The Top 5 Guerilla Job Marketing Campaigns

Job marketing is slowly gaining traction with recruiters, who are realising that it is possible to reach candidate audiences without them having to first visit a job board.

There are many great examples of job marketing from around the world, here are my top 5:

Uber

Uber have really stirred up their industry and they are also doing the same with recruitment. If you ignore the accusations of cancelling rides and look at the undercover recruiter concept (Uber recruiters travel with drivers from competing businesses and then try to recruit them), it really is an incredibly simple and effective recruiting solution. Their concept is easily transferable to other sectors, imagine a retail bank recruiter opening an account with a competitor or a flight attendant recruiter flying with a competing airline.

Volkswagon

Uber may well have taken their inspiration from VW. Created by an advertising agency, this campaign involved a young lady taking her car into multiple vehicle workshops throughout Holland. On the underside of her car was a recruitment message (Wanted Mechanics) and a web address.

Ikea 

Again showing that job marketing doesn’t need to be complicated, Ikea inserted Assemble Your Future leaflets into their flat packs.
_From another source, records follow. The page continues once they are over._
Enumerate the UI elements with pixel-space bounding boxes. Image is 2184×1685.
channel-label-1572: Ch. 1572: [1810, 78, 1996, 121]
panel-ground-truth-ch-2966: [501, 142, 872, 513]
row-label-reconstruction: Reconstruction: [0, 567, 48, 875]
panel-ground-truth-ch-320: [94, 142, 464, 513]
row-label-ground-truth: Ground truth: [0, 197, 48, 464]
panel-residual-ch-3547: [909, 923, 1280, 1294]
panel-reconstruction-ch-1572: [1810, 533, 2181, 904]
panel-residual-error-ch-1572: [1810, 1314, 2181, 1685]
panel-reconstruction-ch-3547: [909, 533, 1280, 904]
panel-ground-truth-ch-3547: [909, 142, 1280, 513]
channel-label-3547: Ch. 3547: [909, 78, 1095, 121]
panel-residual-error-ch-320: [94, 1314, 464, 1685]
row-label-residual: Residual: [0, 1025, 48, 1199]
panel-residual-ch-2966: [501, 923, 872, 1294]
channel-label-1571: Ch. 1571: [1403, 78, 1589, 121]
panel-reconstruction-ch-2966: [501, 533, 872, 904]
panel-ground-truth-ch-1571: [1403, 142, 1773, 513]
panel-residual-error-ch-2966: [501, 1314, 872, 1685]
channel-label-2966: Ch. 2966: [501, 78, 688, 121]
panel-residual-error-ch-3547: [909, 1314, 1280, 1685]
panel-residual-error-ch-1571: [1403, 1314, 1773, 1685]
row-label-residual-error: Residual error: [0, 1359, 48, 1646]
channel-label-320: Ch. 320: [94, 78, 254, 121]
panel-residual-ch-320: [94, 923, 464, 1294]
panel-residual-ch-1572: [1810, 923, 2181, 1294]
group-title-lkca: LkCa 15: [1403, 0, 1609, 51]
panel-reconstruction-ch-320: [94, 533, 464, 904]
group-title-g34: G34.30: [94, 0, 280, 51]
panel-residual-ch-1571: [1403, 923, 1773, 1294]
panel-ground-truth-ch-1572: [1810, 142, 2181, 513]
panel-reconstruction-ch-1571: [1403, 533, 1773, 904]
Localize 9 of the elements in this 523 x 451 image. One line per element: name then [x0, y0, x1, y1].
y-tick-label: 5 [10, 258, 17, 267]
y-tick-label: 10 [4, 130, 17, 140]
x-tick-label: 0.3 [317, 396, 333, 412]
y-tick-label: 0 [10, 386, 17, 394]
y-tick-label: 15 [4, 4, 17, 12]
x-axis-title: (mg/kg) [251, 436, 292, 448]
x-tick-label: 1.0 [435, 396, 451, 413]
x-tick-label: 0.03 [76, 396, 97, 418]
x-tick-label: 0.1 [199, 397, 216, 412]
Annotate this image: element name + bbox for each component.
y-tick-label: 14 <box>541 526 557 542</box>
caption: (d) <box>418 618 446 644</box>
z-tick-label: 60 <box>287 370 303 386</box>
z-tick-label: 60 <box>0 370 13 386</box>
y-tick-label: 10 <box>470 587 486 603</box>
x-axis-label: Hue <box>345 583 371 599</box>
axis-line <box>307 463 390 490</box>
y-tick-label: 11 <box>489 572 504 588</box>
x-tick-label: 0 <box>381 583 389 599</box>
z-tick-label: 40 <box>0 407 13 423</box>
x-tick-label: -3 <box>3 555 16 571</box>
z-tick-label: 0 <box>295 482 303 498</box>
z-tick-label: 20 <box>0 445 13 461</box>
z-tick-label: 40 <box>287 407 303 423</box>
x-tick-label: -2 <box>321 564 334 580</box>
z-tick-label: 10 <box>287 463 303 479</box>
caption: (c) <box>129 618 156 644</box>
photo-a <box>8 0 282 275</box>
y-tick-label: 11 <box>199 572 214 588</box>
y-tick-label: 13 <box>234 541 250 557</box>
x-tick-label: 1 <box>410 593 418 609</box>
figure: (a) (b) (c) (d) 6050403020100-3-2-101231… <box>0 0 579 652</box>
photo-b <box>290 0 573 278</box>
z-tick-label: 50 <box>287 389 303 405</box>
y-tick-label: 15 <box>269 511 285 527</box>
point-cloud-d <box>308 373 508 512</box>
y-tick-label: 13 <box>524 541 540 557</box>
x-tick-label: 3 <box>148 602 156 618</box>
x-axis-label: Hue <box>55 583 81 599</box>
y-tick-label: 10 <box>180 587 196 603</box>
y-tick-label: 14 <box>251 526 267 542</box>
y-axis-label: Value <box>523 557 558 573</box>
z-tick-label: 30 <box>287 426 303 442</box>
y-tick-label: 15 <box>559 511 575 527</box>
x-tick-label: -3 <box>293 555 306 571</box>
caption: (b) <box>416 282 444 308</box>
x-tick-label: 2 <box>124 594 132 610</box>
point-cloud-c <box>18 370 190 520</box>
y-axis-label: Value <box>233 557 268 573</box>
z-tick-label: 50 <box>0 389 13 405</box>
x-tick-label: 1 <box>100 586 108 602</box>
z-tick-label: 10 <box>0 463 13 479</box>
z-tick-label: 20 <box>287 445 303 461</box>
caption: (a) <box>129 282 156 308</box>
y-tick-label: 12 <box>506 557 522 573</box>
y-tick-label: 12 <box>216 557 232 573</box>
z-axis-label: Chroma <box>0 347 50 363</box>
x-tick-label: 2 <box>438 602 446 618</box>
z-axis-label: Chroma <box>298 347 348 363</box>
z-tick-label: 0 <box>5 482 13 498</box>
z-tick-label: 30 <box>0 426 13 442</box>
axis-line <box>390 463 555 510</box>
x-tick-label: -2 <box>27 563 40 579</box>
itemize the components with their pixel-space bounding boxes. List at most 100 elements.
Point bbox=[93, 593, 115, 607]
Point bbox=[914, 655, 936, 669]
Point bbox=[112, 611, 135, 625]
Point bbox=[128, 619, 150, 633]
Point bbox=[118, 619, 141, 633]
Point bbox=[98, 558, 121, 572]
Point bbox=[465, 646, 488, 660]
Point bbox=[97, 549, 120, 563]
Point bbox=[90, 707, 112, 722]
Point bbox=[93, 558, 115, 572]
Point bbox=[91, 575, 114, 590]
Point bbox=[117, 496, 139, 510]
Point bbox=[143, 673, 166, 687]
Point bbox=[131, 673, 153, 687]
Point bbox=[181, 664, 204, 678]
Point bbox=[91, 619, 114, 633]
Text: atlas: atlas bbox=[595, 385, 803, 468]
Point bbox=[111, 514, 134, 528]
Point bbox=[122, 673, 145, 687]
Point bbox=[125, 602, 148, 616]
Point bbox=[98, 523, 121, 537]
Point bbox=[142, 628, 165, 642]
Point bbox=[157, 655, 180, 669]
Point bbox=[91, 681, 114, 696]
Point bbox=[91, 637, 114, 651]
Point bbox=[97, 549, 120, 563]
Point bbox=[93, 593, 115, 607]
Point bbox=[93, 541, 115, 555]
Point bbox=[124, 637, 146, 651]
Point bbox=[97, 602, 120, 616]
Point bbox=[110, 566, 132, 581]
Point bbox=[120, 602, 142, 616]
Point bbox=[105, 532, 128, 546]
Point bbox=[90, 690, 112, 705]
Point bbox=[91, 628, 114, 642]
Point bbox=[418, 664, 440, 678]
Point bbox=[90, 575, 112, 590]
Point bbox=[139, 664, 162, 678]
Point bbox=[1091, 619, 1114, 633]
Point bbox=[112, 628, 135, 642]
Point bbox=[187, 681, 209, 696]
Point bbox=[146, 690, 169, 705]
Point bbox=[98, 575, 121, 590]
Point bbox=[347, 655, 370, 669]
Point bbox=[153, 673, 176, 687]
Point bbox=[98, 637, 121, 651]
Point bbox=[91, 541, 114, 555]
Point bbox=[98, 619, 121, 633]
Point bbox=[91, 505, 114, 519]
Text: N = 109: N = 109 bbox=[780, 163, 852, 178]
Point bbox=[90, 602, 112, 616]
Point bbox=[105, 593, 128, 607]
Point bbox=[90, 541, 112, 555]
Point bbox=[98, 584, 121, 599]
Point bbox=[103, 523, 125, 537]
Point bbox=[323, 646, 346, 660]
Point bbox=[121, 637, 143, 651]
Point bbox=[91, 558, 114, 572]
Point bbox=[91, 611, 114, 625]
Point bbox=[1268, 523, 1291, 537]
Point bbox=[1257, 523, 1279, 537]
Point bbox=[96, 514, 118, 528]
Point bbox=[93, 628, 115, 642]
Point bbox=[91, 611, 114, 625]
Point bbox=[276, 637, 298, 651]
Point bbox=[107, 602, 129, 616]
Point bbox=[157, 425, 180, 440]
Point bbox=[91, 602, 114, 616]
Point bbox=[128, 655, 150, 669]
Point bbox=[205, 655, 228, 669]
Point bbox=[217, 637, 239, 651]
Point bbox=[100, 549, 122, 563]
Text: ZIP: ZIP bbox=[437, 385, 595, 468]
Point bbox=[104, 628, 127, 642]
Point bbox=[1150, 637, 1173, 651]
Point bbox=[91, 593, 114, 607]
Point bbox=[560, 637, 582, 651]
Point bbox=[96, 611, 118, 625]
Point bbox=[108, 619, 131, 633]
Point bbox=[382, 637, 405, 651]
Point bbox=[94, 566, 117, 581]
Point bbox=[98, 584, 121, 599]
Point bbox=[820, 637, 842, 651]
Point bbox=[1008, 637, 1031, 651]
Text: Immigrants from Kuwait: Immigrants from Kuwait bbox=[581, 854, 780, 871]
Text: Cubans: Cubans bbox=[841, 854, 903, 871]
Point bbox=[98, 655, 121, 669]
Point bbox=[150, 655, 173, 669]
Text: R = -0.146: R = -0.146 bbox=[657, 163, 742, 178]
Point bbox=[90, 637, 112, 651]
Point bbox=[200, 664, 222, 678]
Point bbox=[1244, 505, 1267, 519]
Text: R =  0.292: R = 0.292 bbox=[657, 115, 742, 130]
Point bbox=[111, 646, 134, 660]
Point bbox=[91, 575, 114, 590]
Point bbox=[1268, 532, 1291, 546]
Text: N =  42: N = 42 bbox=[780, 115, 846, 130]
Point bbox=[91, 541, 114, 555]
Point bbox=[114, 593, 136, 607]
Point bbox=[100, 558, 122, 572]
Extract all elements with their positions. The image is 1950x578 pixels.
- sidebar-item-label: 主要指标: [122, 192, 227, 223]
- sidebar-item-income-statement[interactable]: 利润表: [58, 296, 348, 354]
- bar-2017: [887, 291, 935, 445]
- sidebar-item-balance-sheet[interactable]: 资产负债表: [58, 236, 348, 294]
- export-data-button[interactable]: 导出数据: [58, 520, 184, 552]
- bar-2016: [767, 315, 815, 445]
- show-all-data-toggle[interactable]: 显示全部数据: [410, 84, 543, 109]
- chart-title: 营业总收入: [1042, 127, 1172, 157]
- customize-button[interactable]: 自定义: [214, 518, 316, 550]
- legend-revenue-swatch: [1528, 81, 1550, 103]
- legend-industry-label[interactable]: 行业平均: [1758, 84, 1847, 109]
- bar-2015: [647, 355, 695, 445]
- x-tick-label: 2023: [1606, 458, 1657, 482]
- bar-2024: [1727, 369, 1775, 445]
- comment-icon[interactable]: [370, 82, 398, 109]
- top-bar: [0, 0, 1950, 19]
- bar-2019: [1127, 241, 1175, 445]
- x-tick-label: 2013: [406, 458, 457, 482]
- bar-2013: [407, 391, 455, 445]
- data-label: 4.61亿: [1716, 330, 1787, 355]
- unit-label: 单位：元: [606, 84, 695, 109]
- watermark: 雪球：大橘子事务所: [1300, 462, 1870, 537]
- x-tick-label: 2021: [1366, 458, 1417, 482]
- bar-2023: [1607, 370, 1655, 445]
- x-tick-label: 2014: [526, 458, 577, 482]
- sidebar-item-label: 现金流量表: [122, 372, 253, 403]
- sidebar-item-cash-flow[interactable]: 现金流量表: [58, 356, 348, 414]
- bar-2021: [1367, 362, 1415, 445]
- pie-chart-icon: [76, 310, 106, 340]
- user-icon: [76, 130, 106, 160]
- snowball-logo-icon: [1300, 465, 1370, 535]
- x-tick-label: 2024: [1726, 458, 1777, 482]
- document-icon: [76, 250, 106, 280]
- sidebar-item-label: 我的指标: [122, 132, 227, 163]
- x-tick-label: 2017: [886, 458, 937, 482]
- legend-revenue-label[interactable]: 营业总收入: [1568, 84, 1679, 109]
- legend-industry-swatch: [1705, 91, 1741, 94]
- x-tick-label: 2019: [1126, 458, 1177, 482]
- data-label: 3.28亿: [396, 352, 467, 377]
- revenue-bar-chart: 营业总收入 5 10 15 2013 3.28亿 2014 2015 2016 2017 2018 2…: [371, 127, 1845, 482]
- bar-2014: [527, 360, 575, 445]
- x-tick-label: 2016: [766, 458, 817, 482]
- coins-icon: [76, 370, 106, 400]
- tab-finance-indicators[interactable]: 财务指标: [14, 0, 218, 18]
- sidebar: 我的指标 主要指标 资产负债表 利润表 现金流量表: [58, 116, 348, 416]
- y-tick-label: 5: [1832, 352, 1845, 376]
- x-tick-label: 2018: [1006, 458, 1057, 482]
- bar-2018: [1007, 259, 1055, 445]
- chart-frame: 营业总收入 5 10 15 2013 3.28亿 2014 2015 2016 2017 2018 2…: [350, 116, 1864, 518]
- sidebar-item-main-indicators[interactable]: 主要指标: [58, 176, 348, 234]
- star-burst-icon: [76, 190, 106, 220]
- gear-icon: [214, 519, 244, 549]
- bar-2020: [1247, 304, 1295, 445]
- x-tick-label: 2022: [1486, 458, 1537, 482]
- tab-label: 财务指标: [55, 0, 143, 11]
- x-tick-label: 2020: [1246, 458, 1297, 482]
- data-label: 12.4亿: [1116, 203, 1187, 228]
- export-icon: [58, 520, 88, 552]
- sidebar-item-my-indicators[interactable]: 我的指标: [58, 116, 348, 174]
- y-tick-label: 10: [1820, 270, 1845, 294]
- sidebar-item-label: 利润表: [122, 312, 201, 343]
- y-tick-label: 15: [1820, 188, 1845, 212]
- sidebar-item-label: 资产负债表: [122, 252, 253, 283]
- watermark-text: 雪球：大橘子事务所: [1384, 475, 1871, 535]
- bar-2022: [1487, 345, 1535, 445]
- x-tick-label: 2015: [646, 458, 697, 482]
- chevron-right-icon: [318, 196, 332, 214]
This ensured every customer was aware that they were recruiting. Watch the video

Restaurant Binnen

This campaign is hard to verify, but the premise that doing something very basic can raise awareness, got this into the top 5. Instead of using traditional ‘wanted’ adverts on the restaurant door or adverts on job boards, this restaurant printed red lipstick and a recruitment message for a dishwasher on their beer glasses.

Google

A list wouldn’t be complete without Google, but even though this is 10 years old, it still feels pretty cutting edge compared with most recruitment campaigns.

Google commissioned a Silicon Valley billboard that would host a puzzle designed to appeal to their target audience (people who generally like mathematical puzzles!).

Once the puzzle was solved the participant was presented with a URL that led to another online puzzle, all this before they were even told it was a recruiting campaign for Google.